杰瑞摇摇头。 “不,贝……” 杰瑞眼前一黑,只感觉脑袋上传来一阵钝痛,耳朵里好像有什么东西在嗡嗡嗡一直叫唤,他茫然地抬起头,看见一张哭泣着扭曲而愤怒的脸。接着一阵天旋地转,咚的一声倒在了地上。 殷红的血水顺着他的后脑流出,在地板上慢慢扩散开来。 “我也不想的,我也不想的……” 贝内特喃喃地说着,大口大口地喘着粗气。 就像那晚一样,他将手里攥着的大学生校园科技大赛奖杯用纸巾擦拭干净,小心翼翼地放回柜子上,在将被旁边,是他跟杰瑞的照片,照片里,两个人举着奖杯,一个张开嘴开心的笑着,一个畏畏缩缩地躲在后面,只露出半个身子。 “我不是故意的…我真的只是一不小心推了她一把……” 贝内特坐在沙发上,脚下躺着杰瑞,他喃喃地说着,语气悲伤而又痛苦。 ………………………… 德克斯特挎着帆布包从车上走下来,远远地看了一眼丽塔家,从窗户上灯光映出的剪影来判断,丽塔应该是在陪女儿玩耍。 他站在黑暗中远远地眺望着窗户上的剪影,不自觉地露出笑容来。 他就这么站在寒风中,盯着那里,一动不动。直到剪影站起身,消失不见,接着客厅里的灯被熄灭,他才将目光转向隔壁。 深吸一口气,让自己清醒起来,德克斯特提了提帆布包,顺着半开着的篱笆门走进院子。 他轻手轻脚地走到院子里的车旁看了看,里面杂七杂八地堆着不少东西。 他还记得前天隔壁的另一个小伙子,就是开着这辆车误闯入丽塔家的。 这是要搬离这里。 德克斯特心下有了定论。 接着他轻轻抽动鼻翼,嗅到一股熟悉的味道。这股味道令他愉悦起来,仿佛身体里每一个细胞都在欢快的叫着。 德克斯特走到门廊下。 咚咚咚~ 咚咚咚~~ 他礼貌地敲着门,一直到第三次,门才被打开。 是那个闯入自己领地的家伙。 德克斯特危险的眯起眼睛,从对方身上嗅到了同类的气息。 “这辆车的主人在家吗?”

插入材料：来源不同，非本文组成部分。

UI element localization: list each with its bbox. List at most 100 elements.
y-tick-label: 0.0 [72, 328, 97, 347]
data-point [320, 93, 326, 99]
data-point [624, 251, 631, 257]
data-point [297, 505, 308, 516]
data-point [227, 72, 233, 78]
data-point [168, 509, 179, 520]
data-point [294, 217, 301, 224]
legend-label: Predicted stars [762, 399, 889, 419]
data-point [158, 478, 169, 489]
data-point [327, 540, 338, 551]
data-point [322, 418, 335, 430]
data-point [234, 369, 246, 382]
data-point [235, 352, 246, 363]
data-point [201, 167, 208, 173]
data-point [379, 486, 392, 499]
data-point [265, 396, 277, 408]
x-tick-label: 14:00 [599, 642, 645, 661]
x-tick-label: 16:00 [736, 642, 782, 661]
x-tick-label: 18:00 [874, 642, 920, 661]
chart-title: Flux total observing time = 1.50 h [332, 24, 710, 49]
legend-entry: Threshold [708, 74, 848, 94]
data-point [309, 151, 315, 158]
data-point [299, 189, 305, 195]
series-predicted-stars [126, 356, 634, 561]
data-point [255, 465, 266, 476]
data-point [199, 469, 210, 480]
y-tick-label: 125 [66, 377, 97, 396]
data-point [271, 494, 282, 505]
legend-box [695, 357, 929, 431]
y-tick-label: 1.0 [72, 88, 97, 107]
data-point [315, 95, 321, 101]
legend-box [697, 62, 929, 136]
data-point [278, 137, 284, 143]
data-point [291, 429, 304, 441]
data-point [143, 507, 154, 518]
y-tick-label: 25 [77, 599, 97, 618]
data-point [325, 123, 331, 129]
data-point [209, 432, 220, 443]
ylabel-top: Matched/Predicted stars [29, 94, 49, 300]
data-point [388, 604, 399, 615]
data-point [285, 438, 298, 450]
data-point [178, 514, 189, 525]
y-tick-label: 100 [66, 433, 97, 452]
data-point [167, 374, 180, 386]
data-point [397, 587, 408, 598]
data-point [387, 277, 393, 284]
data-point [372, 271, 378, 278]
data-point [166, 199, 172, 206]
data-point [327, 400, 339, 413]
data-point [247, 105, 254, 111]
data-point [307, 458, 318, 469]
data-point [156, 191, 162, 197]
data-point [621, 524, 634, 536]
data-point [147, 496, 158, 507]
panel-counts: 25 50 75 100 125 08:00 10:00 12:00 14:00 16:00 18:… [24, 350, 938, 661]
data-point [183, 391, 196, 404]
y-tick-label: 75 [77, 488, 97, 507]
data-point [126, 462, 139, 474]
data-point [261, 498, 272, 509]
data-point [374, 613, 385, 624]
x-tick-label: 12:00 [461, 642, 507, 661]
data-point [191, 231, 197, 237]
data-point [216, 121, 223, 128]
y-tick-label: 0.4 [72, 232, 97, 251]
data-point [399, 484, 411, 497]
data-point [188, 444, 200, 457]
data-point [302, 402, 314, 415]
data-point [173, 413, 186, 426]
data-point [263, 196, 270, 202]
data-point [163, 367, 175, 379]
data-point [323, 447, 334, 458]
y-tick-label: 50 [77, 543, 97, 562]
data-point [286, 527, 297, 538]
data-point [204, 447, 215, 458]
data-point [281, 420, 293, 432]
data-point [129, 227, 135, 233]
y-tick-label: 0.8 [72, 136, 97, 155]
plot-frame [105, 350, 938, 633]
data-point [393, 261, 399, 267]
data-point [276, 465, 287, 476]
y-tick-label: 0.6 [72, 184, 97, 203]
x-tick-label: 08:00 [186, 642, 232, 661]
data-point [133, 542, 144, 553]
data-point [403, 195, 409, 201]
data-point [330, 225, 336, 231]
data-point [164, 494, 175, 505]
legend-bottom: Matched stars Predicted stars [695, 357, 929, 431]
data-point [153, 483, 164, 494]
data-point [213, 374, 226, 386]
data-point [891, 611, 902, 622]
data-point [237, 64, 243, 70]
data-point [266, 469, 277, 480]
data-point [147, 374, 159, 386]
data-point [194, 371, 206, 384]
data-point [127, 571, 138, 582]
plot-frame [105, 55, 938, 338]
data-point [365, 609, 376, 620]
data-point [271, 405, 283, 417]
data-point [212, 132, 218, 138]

德克斯特扬起标准化笑容,指指院子里停着的车子问道。 “他前天喝多了,错把隔壁当成自己家,落下了东西。我是来还给他的。”
德克斯特又提了提帆布包,里面沉甸甸的,看起来真的装着东西。 他一边说着,一边往里面张望,鼻翼抽动。 鲜血的味道更浓郁了。 “你…你是来找…找杰瑞的吧。他…他不在家……他出去了。是的,他搬走了。”
贝内特结结巴巴地说着,紧张地往后缩了缩,藏在门后,只露出一颗脑袋来。 从开门那一刻起,他就感觉到面前这个男人十分危险,他全身仿佛都在叫嚣着:快跑!快跑! 可他不能跑。 杰瑞还在地板上躺着呢。